Union members face extortion charges, accused of harassing 'Top Chef' crew

Story highlights

  • Four Teamsters members could face up to 20 years in prison if convicted on extortion charges
  • An indictment alleges they uttered racial slurs, bumped crew members and issued threats
  • The local union branch declines comment on the allegations

(CNN)Four members of a Boston labor union face extortion-related charges, accused of harassing "Top Chef" reality show staff during filming last year.

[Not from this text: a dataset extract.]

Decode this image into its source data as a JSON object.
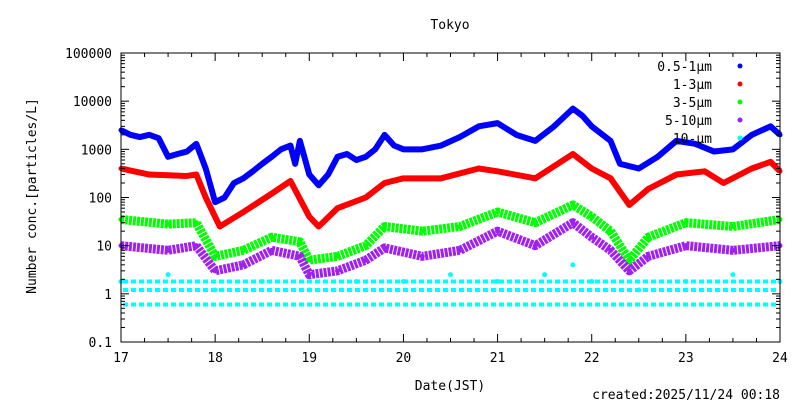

The union members allegedly harassed nonunion production staff in June 2014 in an attempt to strong-arm the Bravo show into using union workers instead, according to the indictment filed in federal court. The four were arrested Wednesday, the FBI said in a news release.
The men were members of the Local 25 branch of the Teamsters union, a labor organization that represents over 11,000 employees in the transportation and movie industries, the indictment says.
    They were indicted on conspiracy to extort and attempted extortion to obtain no-work jobs for fellow Teamsters, according to the FBI. If convicted, the union members could get up to 20 years in prison, three years of supervised release and a fine of $250,000.
    An official at the Teamsters branch did not have a comment on the indictment.
    Joseph Bonavolonta, acting special agent in charge of the FBI's Boston office, said in a statement that "while unions have the right to advocate on behalf of their members, they do not have the right to use violence and intimidate."
    "The strong-arm tactics the FBI has seen in this case are egregious, and our investigation is far from over," Bonavolonta said. "Today's arrests should send a message to those who think they can get away with manipulating the system that they better think twice."

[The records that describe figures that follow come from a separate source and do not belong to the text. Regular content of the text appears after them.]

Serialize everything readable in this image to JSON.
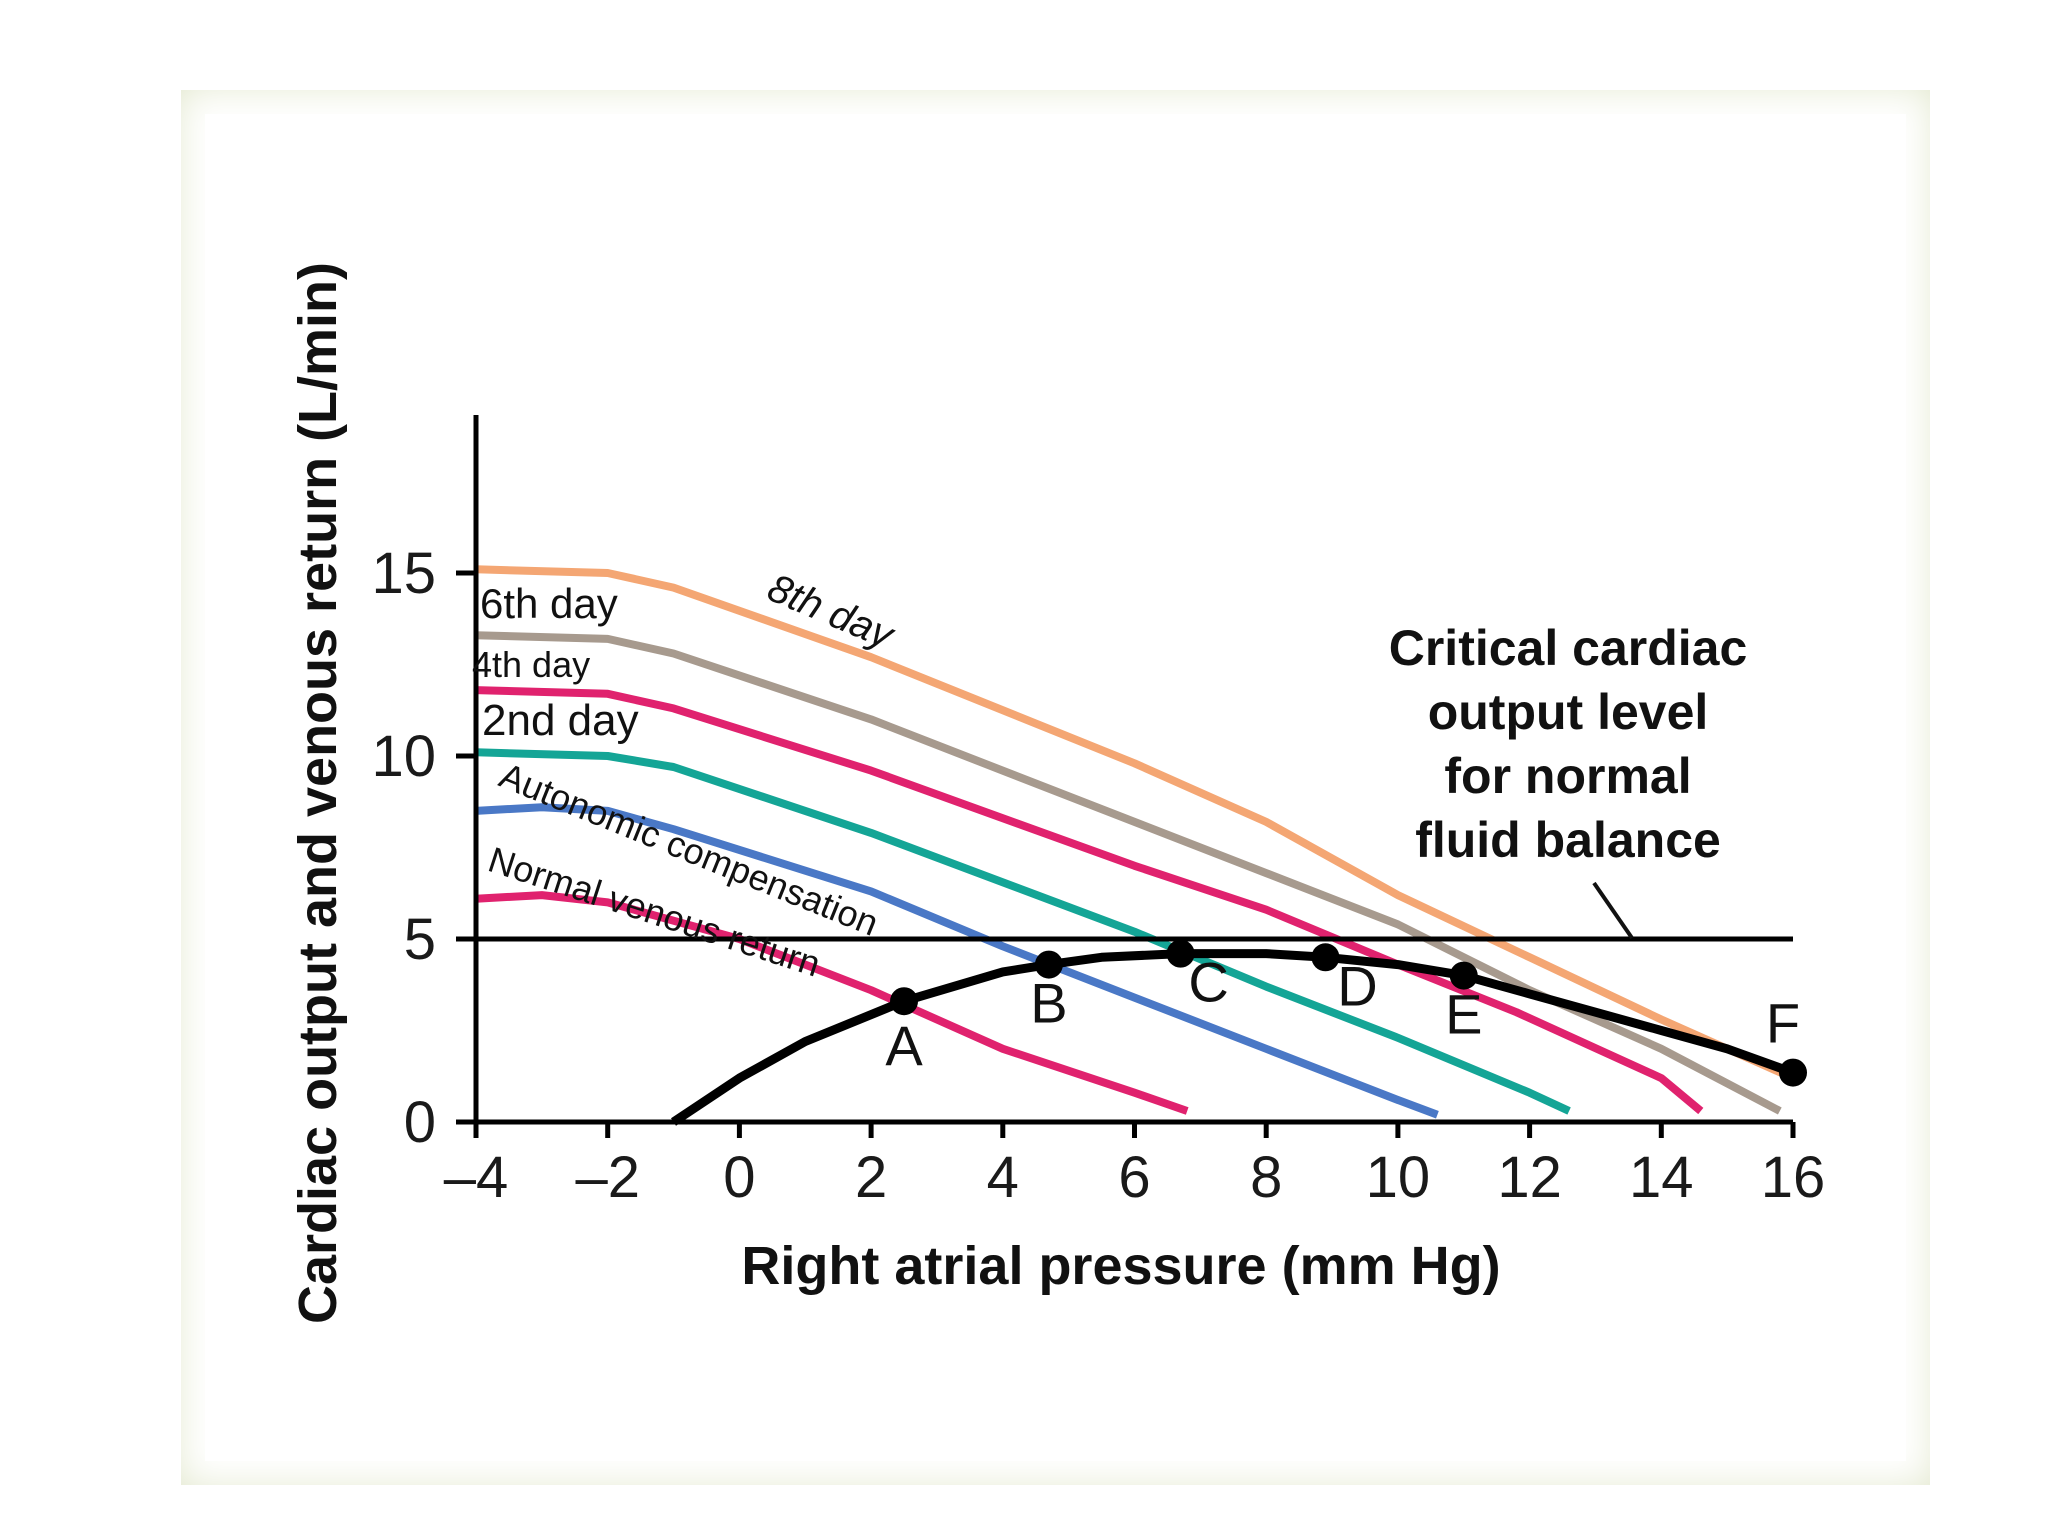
{
  "chart_data": {
    "type": "line",
    "xlabel": "Right atrial pressure (mm Hg)",
    "ylabel": "Cardiac output and venous return (L/min)",
    "xlim": [
      -4,
      16
    ],
    "ylim": [
      0,
      19
    ],
    "x_ticks": [
      -4,
      -2,
      0,
      2,
      4,
      6,
      8,
      10,
      12,
      14,
      16
    ],
    "x_tick_labels": [
      "–4",
      "–2",
      "0",
      "2",
      "4",
      "6",
      "8",
      "10",
      "12",
      "14",
      "16"
    ],
    "y_ticks": [
      0,
      5,
      10,
      15
    ],
    "y_tick_labels": [
      "0",
      "5",
      "10",
      "15"
    ],
    "venous_return_series": [
      {
        "name": "Normal venous return",
        "color": "#e0226e",
        "points": [
          [
            -4,
            6.1
          ],
          [
            -3,
            6.2
          ],
          [
            -2,
            6.0
          ],
          [
            0,
            5.0
          ],
          [
            2,
            3.6
          ],
          [
            4,
            2.0
          ],
          [
            6,
            0.8
          ],
          [
            6.8,
            0.3
          ]
        ]
      },
      {
        "name": "Autonomic compensation",
        "color": "#4a78c6",
        "points": [
          [
            -4,
            8.5
          ],
          [
            -3,
            8.6
          ],
          [
            -2,
            8.5
          ],
          [
            -1,
            8.0
          ],
          [
            2,
            6.3
          ],
          [
            4,
            4.8
          ],
          [
            6,
            3.4
          ],
          [
            8,
            2.0
          ],
          [
            10,
            0.6
          ],
          [
            10.6,
            0.2
          ]
        ]
      },
      {
        "name": "2nd day",
        "color": "#14a596",
        "points": [
          [
            -4,
            10.1
          ],
          [
            -2,
            10.0
          ],
          [
            -1,
            9.7
          ],
          [
            2,
            7.9
          ],
          [
            6,
            5.2
          ],
          [
            8,
            3.7
          ],
          [
            10,
            2.3
          ],
          [
            12,
            0.8
          ],
          [
            12.6,
            0.3
          ]
        ]
      },
      {
        "name": "4th day",
        "color": "#e0226e",
        "points": [
          [
            -4,
            11.8
          ],
          [
            -2,
            11.7
          ],
          [
            -1,
            11.3
          ],
          [
            2,
            9.6
          ],
          [
            6,
            7.0
          ],
          [
            8,
            5.8
          ],
          [
            10,
            4.3
          ],
          [
            11.8,
            3.0
          ],
          [
            14,
            1.2
          ],
          [
            14.6,
            0.3
          ]
        ]
      },
      {
        "name": "6th day",
        "color": "#a79a8e",
        "points": [
          [
            -4,
            13.3
          ],
          [
            -2,
            13.2
          ],
          [
            -1,
            12.8
          ],
          [
            2,
            11.0
          ],
          [
            6,
            8.2
          ],
          [
            8,
            6.8
          ],
          [
            10,
            5.4
          ],
          [
            12,
            3.6
          ],
          [
            14,
            2.0
          ],
          [
            15.8,
            0.3
          ]
        ]
      },
      {
        "name": "8th day",
        "color": "#f4a673",
        "points": [
          [
            -4,
            15.1
          ],
          [
            -2,
            15.0
          ],
          [
            -1,
            14.6
          ],
          [
            2,
            12.7
          ],
          [
            6,
            9.8
          ],
          [
            8,
            8.2
          ],
          [
            10,
            6.2
          ],
          [
            12,
            4.5
          ],
          [
            14,
            2.8
          ],
          [
            16,
            1.2
          ]
        ]
      }
    ],
    "cardiac_output_curve": {
      "color": "#000000",
      "points": [
        [
          -1,
          0.0
        ],
        [
          0,
          1.2
        ],
        [
          1,
          2.2
        ],
        [
          2.5,
          3.3
        ],
        [
          4,
          4.1
        ],
        [
          4.7,
          4.3
        ],
        [
          5.5,
          4.5
        ],
        [
          6.7,
          4.6
        ],
        [
          8,
          4.6
        ],
        [
          8.9,
          4.5
        ],
        [
          10,
          4.3
        ],
        [
          11,
          4.0
        ],
        [
          12,
          3.5
        ],
        [
          13,
          3.0
        ],
        [
          14,
          2.5
        ],
        [
          15,
          2.0
        ],
        [
          16,
          1.35
        ]
      ]
    },
    "equilibrium_points": [
      {
        "label": "A",
        "x": 2.5,
        "y": 3.3
      },
      {
        "label": "B",
        "x": 4.7,
        "y": 4.3
      },
      {
        "label": "C",
        "x": 6.7,
        "y": 4.6
      },
      {
        "label": "D",
        "x": 8.9,
        "y": 4.5
      },
      {
        "label": "E",
        "x": 11.0,
        "y": 4.0
      },
      {
        "label": "F",
        "x": 16.0,
        "y": 1.35
      }
    ],
    "reference_line": {
      "y": 5
    },
    "critical_annotation": [
      "Critical cardiac",
      "output level",
      "for normal",
      "fluid balance"
    ]
  }
}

    Indictment points to bumps, threats and slurs

    The indictment alleges that the union branch's secretary-treasurer warned "Top Chef" producers that if a deal was not made, union members would follow the filming staff and picket, according to the indictment.
    While the show was filming at one restaurant in Milton, Massachusetts, several defendants "entered the production area and began walking in lockstep toward the doors of the restaurant where they chest-bumped and stomach-bumped crew members in an attempt to forcibly enter the restaurant," the indictment said.
    The indictment alleges that the defendants yelled racial and homophobic slurs at the crew throughout the morning and used physical violence, along with threats, trying to prevent people from entering the set.
    The defendants were also seen standing near cars belonging to crew members, "nine of which were later found to have had their tires slashed," the indictment says.
    A source close to the incident confirmed that "Top Chef" was the reality show.
    "The indictment alleges that a group of rogue Teamsters employed old school thug tactics to get no-work jobs from an out of town production company," U.S. Attorney Carmen M. Ortiz said Wednesday in a statement, adding that the conduct was "not union organizing, but criminal extortion."
    The four men were released on bail following their court appearance Wednesday, according to CNN affiliate WCVB, which had a reporter in court.